Invariance Textbook Problem: Clarification Needed

Question

I am currently reading Michael Soltys' Analysis of Algorithms (2nd Edition), and Problem 1.13 of the subsection titled Invariance reads:

Let $n$ be an odd number, and suppose that we have the set $\{1,2,\dots,2n\}$. We pick any two numbers $a$, $b$ in the set, delete them from the set, and replace them with $|{a-b}|$. Continue repeating this until just one number remains in the set; show that this remaining number must be odd.

However, I picked $n=3$ and performed the following.

• I start with $\{1,2,3,4,5,6\}$.
• I pick $1$ and $2$; I end up with $(\{1,2,3,4,5,6\}-\{1,2\})\cup\{|{1-2}|\}=\{1,3,4,5,6\}$.
• I pick $1$ and $6$; I end up with $\{3,4,5\}$.
• I pick $3$ and $5$; I end up with $\{2,4\}$.
• And finally, I pick $2$ and $4$; I end up with $\{2\}$.

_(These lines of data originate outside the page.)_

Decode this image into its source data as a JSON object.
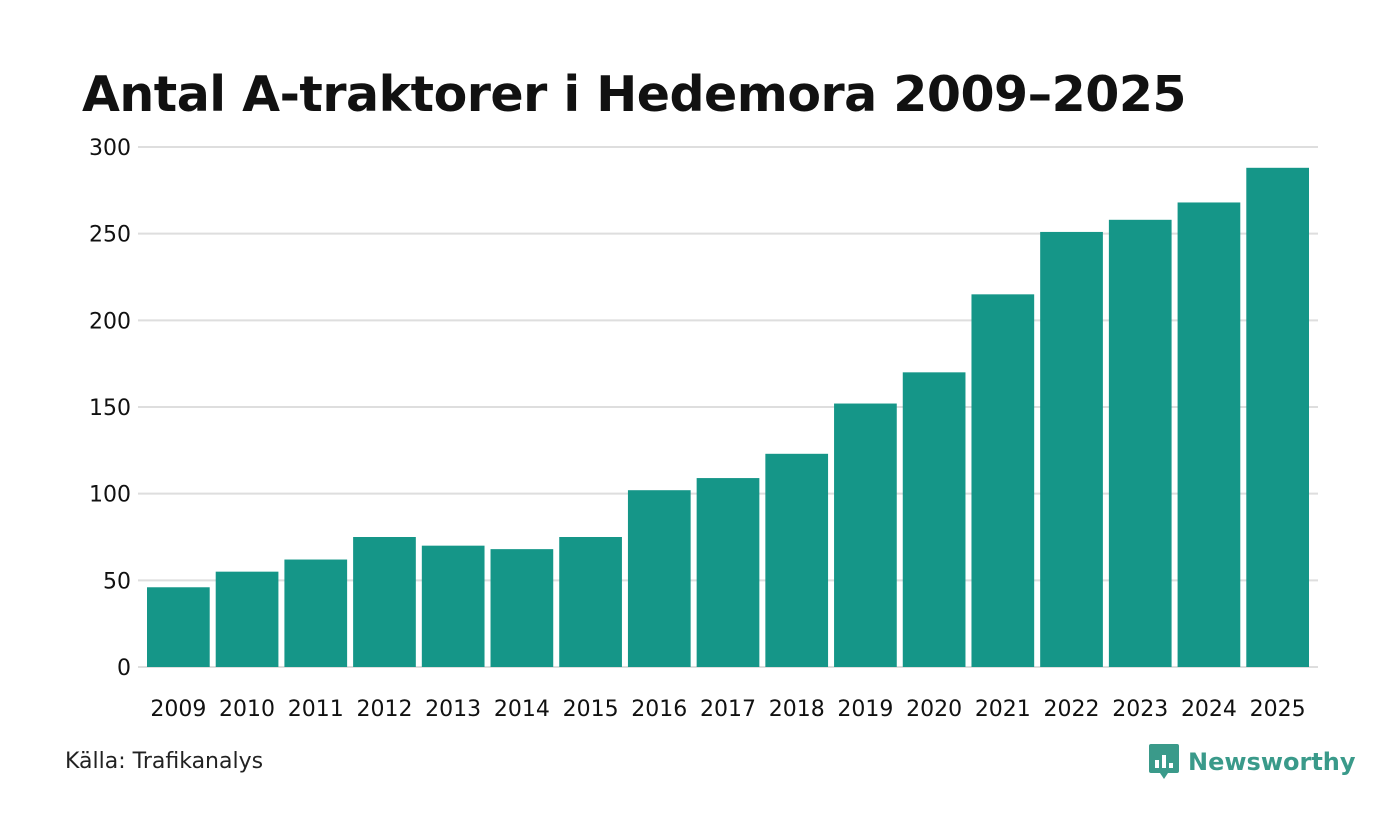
{
  "colors": {
    "bar": "#159688",
    "grid": "#dedede",
    "text": "#111111",
    "brand": "#3a9a8a"
  },
  "chart_data": {
    "type": "bar",
    "title": "Antal A-traktorer i Hedemora 2009–2025",
    "xlabel": "",
    "ylabel": "",
    "categories": [
      "2009",
      "2010",
      "2011",
      "2012",
      "2013",
      "2014",
      "2015",
      "2016",
      "2017",
      "2018",
      "2019",
      "2020",
      "2021",
      "2022",
      "2023",
      "2024",
      "2025"
    ],
    "values": [
      46,
      55,
      62,
      75,
      70,
      68,
      75,
      102,
      109,
      123,
      152,
      170,
      215,
      251,
      258,
      268,
      288
    ],
    "ylim": [
      0,
      300
    ],
    "yticks": [
      0,
      50,
      100,
      150,
      200,
      250,
      300
    ],
    "grid": true,
    "legend": "none"
  },
  "footer": {
    "source": "Källa: Trafikanalys",
    "brand": "Newsworthy",
    "brand_icon": "bar-chart-speech-bubble-icon"
  }
}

Clearly, $2$ is not an odd number.

Is there something I misunderstood in my attempt?

Answer 1

I think they don't mean to consider a "set" of numbers (where $\{3, 4, 5, 5\} = \{3, 4, 5\}$) but rather a list or multiset of numbers.

In that case the result is true: initially the sum of the entries of the list is $n(2n+1)$ which is odd, and at each step the parity of the sum of the entries is preserved. When you choose $a, b$, the sum changes from its old value $s$ to $s-a-b+ |b-a|$. If $a, b$ are even then $-a-b+|b-a|$ is clearly even, if they are both odd then $-a-b$ is even as is $|b-a|$, and if one is even and one odd then $-a-b$ is odd and $|b-a|$ is odd so $-a-b+|b-a|$ is odd+odd=even.